SOKOHI by Moe Suzuki (JP)
Visual Ease Black is a handmade spiral-bound notebook made in the workshops of the social welfare corporation Tokyo Hikari, which are specialised in the manufacturing of handmade spiral notebooks. It has black pages, which is useful for people with low vision, but also attractive for artists and useful for technical drawings. SOKOHI is an artist book by Moe Suzuki, developed in a workshop with Yumi Goto, in 2019. To use the notebook made by blind people as the structural and metaphorical support to tell the story of the artist’s father, who suffers from glaucoma and is slowly losing his vision makes all the sense in the world. At least, in our world. Thanks to brilliant book-makers like Suzuki, the world of photobooks has become even more fluid, open and seamlessly integrated with the world of artists’ books today. SOKOHI, which holds personal notes and photographs of Tetsuichi Suzuki, disintegrates more and more towards the end, in a parallel process to his gradual loss of eyesight.

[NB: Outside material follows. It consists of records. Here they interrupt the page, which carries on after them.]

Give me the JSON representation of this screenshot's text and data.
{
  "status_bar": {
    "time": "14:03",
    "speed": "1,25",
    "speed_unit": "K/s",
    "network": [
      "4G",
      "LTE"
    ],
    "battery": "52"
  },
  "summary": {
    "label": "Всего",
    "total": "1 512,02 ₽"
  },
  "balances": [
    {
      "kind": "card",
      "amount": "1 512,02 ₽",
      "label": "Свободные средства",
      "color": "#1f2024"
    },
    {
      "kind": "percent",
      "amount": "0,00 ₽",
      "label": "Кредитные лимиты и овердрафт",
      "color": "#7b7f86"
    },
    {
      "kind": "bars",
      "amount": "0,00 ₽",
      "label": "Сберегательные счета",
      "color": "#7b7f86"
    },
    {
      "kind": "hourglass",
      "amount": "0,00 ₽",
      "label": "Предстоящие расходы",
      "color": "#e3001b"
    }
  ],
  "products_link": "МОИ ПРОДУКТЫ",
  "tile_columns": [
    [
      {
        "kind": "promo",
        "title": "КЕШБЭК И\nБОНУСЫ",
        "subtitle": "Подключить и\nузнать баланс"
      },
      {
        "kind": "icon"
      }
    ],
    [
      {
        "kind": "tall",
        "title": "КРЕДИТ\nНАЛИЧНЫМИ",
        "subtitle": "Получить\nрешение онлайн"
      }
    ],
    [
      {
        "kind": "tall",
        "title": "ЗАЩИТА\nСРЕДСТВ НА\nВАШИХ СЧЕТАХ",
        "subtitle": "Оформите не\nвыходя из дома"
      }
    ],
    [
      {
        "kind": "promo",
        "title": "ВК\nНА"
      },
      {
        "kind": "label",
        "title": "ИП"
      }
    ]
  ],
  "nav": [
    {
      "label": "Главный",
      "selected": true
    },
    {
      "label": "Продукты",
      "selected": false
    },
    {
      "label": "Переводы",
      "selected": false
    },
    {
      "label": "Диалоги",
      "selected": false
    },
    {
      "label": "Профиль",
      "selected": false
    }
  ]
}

His daughter tries to understand, and to show us what she feels that is going on behind her father’s eyes: At first tiny and few, then more and always bigger laser-cut holes appear in the pages, simulating the “blind spots” in the father’s visual field, and what the artist feels must be his inner life. A highly elaborate book that touches us in an intimate way, without asking for pity or sadness. Pure visual poetry at its best.
– Moritz Neumüller, Independent Curator, Barcelona.